Click here for On-Line Self-Help

Frequently Asked Questions

Prospective foster/adoptive parents may work with Contra Costa County or private foster/adoption agencies if they wish to provide a nurturing home for children in need. The following are some of the questions frequently asked by families considering adoption:

What do we have to do to become a foster/adoption family?

First, the private foster/adoption agency or county asks you to complete an application. When it is returned, you will begin the process, which includes orientation, training, a home study, and documentation of compliance with state regulations.

What financial support is provided?

Financial support is provided during the period in which the child is in foster care and continues after adoption for a period of time. The amount received to help support the child, and how long that support continues, depends on many factors, including whether he or she was adopted through an adoption agency or the county, the child's age, and the child's circumstances.

What are the requirements to be foster/adoptive parent?

There are several requirements mandated by state regulations. They are intended to insure that a child will be in a warm, safe, and healthy environment. Foster/adoptive parents need to show that they are in good health, that there is adequate income in the home to meet the family's needs, adequate bed space, and other requirements.

What is adequate bed space?

There can be no more than two children of the same sex to a bedroom and each child must have his or her own bed.

Do foster/adoptive parents have the right to choose who gets placed in their homes?
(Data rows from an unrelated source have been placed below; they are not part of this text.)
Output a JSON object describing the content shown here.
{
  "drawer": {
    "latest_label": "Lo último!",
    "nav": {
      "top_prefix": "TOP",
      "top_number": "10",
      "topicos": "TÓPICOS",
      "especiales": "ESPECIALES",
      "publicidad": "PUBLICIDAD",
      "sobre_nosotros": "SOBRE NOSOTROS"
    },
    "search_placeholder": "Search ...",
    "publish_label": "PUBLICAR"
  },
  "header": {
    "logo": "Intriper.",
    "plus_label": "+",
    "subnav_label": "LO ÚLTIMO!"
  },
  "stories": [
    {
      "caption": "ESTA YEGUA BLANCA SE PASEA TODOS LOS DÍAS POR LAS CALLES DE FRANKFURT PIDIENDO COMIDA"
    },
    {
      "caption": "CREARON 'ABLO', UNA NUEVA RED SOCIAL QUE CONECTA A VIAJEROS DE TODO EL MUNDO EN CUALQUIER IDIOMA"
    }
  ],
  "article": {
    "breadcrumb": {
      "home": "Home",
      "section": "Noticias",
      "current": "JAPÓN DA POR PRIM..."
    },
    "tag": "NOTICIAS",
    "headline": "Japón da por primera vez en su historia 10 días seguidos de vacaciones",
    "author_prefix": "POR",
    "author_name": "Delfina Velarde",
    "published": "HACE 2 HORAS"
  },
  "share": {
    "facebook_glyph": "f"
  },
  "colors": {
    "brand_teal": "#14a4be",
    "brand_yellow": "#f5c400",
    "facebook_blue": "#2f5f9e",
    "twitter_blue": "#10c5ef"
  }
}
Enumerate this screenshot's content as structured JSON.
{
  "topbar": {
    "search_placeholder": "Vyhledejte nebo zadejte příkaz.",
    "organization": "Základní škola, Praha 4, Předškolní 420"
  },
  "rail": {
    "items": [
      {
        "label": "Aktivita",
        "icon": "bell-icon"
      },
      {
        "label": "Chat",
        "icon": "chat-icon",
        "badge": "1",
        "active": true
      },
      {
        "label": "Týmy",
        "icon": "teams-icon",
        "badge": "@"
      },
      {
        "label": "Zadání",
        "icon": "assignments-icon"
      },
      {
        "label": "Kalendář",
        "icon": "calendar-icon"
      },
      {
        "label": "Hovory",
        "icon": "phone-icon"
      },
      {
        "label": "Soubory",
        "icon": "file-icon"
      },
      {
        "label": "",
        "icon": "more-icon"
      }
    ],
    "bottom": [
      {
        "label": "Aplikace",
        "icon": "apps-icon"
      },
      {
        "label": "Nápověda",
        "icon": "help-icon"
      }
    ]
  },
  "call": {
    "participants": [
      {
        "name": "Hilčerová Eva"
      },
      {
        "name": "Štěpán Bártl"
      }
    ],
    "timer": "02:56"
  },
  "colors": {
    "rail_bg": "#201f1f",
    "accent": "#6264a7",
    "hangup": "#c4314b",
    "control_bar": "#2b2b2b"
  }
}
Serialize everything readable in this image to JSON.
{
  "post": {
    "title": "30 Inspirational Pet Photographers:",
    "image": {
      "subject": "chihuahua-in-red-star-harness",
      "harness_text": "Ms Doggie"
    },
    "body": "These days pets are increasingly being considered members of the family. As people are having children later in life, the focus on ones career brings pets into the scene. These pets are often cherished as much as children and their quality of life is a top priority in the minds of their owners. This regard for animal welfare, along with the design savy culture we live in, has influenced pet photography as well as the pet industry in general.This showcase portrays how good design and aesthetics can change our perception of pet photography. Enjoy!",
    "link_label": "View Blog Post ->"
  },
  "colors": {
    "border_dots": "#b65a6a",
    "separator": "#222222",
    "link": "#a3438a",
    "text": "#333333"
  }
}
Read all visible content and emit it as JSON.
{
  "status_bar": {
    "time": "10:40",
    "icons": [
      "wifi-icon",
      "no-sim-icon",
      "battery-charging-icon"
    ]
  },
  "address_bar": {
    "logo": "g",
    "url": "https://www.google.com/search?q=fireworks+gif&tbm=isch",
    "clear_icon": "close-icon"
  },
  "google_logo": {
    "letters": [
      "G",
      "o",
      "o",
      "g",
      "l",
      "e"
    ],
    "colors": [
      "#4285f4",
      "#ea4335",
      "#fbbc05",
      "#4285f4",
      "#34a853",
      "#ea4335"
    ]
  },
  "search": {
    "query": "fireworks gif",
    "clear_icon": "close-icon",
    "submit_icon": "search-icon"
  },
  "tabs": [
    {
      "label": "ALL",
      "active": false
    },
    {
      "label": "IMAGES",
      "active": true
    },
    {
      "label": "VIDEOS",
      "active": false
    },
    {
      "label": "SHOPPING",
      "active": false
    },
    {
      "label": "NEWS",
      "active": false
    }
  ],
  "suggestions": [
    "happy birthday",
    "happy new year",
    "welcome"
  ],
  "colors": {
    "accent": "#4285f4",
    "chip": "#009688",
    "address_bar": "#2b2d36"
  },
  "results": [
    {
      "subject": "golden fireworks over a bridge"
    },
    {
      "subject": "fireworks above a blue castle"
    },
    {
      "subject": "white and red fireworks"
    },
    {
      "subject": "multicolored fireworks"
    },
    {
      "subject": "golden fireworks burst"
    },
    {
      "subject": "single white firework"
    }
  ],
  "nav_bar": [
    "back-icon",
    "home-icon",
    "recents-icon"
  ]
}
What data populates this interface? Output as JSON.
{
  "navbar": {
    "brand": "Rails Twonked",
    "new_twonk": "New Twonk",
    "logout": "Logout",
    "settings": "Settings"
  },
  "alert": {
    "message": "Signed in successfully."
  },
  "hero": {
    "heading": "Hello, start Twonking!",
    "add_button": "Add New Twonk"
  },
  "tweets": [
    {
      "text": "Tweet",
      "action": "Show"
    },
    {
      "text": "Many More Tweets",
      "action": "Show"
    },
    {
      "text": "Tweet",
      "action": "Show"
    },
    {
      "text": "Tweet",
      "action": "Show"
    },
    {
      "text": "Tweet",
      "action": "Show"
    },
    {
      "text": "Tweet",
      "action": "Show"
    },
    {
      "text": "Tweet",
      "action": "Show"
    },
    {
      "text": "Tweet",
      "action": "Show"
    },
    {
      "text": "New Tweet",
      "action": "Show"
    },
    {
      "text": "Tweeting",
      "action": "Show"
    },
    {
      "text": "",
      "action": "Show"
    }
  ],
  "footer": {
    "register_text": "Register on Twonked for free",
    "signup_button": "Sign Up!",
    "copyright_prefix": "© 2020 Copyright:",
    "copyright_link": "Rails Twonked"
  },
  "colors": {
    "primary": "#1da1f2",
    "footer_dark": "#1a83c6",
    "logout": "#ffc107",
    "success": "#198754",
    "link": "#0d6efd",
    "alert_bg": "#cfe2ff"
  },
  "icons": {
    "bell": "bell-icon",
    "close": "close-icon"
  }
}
Definitely. The decision to place a child is a joint decision. Your family, the child, and the social worker must all feel comfortable with the placement. The usual procedure would involve the social worker calling you after receiving a referral that was felt would fit into your home. A discussion of the child would determine your interest. If interested, there would be pre-placement visits for you and the child to meet each other. If that went well, plans could be made for placement.

Do we treat foster children just like own children?

Yes, with some exceptions. For example, state law prohibits corporal punishment being used on foster children. Foster children also have the right to attend the church of their choice or not to attend.

May we be foster/adoptive parents even if we both work?

Certainly. Like with everything else, the county will work with you to determine what type of child would best fit into your lifestyle.

Can single persons qualify?


What types of children are placed through foster/adoptive programs?

Children are referred to private foster/adoption agencies and county programs from child protection programs throughout the state. Most of these children have been removed from their birth families due to abuse or neglect. Children range from infancy to 18, with most of the children between the ages of 1 and 8. We encourage the placement of siblings with the same family. Highly capable and nurturing families are needed.